George Karpouzas: As you know, there is a precedent in the literature for wanting to examine those patients separately, because clearly there's emerging data from biologic trials. But biologicals perhaps have superior effects on moderating mood in patients with rheumatoid arthritis compared to conventional synthetic DMARDs.

So what we also found—through our modeling that created empirical evidence to support that and therefore we examine those models separately—is that the type of medication treatment, meaning biologic DMARDs vs conventional synthetic DMARDs, may in fact moderate the effect of disease activity on mood disturbance.

Basically, what we found is that the difference between bDMARDs and conventional synthetic DMARDs on that path was actually significant, especially when we used time-averaged disease activity to evaluate this.

So, that's why it's important to examine those things separately.
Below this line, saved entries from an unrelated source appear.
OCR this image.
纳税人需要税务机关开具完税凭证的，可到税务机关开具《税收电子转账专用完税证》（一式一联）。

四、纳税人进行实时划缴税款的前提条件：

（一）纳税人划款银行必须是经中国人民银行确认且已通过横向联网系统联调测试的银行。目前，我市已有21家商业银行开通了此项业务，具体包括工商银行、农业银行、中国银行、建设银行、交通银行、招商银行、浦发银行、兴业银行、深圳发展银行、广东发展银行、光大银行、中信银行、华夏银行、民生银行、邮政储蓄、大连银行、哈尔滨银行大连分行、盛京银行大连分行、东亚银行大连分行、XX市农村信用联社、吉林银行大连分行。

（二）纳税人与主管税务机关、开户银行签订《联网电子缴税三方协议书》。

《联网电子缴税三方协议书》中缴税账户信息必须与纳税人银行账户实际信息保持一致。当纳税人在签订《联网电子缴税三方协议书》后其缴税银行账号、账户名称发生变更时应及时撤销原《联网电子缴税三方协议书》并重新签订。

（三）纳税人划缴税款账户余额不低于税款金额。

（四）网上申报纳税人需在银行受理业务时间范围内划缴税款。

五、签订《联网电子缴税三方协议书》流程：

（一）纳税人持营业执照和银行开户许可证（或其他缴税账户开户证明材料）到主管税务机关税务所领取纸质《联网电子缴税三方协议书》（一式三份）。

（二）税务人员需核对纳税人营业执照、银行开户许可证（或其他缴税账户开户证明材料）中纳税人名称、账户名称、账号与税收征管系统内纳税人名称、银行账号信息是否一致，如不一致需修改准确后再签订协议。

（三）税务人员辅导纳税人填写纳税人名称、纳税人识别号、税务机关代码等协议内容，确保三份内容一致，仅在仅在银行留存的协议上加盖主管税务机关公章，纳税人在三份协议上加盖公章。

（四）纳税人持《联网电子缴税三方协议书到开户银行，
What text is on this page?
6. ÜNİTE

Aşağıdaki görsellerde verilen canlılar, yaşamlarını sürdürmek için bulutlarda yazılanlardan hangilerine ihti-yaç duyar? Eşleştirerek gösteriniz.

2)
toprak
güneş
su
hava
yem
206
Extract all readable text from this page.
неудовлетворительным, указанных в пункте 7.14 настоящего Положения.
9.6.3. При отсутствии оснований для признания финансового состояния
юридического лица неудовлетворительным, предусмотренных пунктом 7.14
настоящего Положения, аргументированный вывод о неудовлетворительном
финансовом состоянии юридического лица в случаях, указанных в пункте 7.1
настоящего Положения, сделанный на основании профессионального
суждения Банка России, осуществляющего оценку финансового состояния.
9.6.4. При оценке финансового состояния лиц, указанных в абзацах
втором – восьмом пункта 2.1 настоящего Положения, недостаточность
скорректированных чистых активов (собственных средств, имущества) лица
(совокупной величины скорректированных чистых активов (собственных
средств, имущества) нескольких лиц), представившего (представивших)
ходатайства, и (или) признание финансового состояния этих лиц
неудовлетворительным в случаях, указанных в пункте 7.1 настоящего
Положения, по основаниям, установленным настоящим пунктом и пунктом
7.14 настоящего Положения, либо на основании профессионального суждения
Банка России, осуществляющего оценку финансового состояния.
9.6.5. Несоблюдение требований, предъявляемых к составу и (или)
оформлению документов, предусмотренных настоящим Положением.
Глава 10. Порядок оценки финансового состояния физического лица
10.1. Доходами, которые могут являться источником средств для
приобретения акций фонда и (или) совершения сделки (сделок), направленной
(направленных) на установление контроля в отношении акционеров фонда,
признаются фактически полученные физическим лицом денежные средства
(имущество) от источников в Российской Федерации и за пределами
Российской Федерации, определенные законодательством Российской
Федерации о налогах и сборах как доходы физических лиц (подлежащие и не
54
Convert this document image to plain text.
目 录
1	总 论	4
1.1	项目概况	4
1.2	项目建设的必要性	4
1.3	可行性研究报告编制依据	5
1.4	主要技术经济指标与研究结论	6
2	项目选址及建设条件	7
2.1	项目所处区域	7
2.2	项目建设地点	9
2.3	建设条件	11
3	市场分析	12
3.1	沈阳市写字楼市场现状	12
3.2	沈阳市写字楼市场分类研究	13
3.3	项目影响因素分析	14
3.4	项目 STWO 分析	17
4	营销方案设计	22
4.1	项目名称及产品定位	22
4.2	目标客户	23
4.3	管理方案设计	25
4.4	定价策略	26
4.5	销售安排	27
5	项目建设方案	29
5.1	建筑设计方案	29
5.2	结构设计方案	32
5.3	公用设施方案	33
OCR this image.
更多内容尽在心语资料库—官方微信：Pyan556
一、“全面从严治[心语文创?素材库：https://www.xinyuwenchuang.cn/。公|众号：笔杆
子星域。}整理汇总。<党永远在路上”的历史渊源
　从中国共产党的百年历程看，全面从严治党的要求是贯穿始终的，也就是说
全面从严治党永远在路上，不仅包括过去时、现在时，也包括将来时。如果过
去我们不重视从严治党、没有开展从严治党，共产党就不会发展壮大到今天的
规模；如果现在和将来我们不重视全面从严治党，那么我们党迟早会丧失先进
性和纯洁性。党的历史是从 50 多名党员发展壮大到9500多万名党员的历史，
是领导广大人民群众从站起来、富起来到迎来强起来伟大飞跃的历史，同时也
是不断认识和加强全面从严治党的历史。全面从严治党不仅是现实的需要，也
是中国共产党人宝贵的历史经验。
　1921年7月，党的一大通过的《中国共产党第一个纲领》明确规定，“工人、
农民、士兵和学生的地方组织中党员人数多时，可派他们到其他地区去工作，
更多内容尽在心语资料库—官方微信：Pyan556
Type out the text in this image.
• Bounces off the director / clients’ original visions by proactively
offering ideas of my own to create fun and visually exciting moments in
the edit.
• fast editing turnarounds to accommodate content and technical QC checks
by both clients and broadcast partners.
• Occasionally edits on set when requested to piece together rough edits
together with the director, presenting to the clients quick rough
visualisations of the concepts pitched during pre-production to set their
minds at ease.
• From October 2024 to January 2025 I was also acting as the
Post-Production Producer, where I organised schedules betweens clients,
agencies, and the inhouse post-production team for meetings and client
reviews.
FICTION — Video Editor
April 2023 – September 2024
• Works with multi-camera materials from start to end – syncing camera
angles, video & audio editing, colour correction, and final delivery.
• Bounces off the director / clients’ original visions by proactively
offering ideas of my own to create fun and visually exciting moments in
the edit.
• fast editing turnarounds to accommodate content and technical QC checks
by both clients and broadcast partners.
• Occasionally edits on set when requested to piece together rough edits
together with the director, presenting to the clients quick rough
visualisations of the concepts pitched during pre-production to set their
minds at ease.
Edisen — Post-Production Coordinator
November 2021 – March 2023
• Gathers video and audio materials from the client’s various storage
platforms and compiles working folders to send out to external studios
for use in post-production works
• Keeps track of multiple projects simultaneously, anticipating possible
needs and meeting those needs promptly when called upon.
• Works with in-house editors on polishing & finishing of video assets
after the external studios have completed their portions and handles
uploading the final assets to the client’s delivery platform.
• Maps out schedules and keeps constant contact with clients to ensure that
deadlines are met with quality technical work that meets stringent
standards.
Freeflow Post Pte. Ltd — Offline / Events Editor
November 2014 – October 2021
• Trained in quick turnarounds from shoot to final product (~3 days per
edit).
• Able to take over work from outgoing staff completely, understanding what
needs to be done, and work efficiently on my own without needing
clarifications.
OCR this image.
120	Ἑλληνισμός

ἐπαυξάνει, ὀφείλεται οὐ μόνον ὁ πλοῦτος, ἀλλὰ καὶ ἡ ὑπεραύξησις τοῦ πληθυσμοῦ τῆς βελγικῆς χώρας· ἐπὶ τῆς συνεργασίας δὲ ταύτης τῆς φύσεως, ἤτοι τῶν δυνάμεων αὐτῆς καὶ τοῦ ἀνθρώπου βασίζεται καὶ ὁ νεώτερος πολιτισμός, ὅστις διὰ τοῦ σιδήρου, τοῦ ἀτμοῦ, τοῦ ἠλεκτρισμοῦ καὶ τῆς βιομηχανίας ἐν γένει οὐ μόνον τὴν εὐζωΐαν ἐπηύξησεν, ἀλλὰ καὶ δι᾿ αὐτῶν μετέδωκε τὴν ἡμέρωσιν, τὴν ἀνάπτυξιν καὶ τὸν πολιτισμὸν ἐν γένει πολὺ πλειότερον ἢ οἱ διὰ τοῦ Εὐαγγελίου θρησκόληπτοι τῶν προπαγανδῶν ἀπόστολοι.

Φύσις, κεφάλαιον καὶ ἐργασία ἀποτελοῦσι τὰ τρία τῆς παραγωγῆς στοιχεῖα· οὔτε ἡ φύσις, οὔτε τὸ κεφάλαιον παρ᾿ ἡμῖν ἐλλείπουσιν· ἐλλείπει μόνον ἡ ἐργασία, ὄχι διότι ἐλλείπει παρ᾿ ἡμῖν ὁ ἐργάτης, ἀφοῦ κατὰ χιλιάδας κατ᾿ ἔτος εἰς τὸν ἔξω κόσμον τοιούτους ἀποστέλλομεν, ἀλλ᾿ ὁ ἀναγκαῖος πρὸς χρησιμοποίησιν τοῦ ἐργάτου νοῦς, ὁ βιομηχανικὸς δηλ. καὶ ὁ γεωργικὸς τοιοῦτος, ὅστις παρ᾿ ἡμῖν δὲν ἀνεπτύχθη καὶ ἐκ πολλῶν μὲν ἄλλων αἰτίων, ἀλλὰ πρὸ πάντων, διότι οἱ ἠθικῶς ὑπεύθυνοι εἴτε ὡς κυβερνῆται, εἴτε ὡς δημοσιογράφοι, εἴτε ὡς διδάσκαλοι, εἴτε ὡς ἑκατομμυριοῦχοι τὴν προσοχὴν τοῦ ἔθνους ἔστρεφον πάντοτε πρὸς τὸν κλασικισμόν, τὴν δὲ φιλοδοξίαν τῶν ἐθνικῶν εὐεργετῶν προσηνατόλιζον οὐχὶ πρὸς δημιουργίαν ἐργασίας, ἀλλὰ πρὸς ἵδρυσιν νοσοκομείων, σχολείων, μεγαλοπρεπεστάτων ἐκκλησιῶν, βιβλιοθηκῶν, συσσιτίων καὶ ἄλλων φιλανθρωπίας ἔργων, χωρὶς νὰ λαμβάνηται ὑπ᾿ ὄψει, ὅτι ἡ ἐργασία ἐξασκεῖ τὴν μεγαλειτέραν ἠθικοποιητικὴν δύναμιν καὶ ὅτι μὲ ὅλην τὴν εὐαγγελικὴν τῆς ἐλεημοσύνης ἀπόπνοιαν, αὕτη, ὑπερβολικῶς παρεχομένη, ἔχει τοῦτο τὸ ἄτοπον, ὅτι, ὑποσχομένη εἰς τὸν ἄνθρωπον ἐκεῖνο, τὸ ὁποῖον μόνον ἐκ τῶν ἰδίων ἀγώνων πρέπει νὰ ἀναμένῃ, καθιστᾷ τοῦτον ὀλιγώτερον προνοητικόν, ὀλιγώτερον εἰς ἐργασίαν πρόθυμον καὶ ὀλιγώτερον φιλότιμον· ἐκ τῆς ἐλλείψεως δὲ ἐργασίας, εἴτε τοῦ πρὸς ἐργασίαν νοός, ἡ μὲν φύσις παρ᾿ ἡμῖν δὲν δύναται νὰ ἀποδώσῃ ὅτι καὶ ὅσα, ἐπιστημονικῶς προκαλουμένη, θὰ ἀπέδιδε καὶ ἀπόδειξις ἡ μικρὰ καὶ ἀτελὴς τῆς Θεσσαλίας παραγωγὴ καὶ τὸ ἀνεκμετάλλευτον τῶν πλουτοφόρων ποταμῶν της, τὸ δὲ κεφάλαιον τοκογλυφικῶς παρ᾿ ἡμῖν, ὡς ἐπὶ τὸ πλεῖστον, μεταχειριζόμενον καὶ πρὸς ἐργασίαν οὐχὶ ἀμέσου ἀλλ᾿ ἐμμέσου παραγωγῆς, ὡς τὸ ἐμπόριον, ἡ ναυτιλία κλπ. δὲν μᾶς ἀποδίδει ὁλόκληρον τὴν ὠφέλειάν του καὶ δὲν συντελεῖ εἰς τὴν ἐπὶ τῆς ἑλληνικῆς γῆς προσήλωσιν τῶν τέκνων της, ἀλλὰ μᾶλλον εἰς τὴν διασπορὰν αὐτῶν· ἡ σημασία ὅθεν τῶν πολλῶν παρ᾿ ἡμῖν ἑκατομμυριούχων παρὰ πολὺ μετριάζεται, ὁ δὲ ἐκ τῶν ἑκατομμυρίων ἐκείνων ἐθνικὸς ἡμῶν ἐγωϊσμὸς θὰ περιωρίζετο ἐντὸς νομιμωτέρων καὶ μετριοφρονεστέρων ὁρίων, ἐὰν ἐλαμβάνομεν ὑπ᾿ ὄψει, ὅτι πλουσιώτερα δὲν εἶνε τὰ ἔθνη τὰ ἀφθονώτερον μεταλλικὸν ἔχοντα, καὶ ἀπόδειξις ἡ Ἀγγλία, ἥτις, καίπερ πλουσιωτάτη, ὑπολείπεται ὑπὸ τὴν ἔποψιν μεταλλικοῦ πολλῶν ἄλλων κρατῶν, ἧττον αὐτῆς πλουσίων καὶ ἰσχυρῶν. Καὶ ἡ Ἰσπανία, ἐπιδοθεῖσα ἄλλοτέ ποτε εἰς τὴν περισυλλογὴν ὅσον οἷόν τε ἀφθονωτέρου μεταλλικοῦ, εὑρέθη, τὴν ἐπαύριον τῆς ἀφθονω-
It appears that biologic DMARDs have this salient difference compared to conventional synthetic DMARDs in moderating the effect of disease activity or mood disturbance.

Amanda Balbi: What is the overall key take-home message from this study?

George Karpouzas: The message should be that distinct domains of clinical impact of rheumatoid arthritis influence treatment adherence directly or indirectly through a necessity concerned framework applied by the patient when they make that decision.

So, mood disturbance or concerns about medication may be complimentary yet salient intervention targets for a comprehensive RA management, promoting medication adherence.

The former, meaning mood disturbance, may be more relevant for patients on conventional synthetic DMARDs, whereas the latter, may be more significant for patients who are treated with biologic DMARDs.

Amanda Balbi: Absolutely. Thank you again for speaking with me today, Dr Karpouzas.

George Karpouzas: Thank you very much, Amanda, for this opportunity to communicate our findings to the broader rheumatology audience.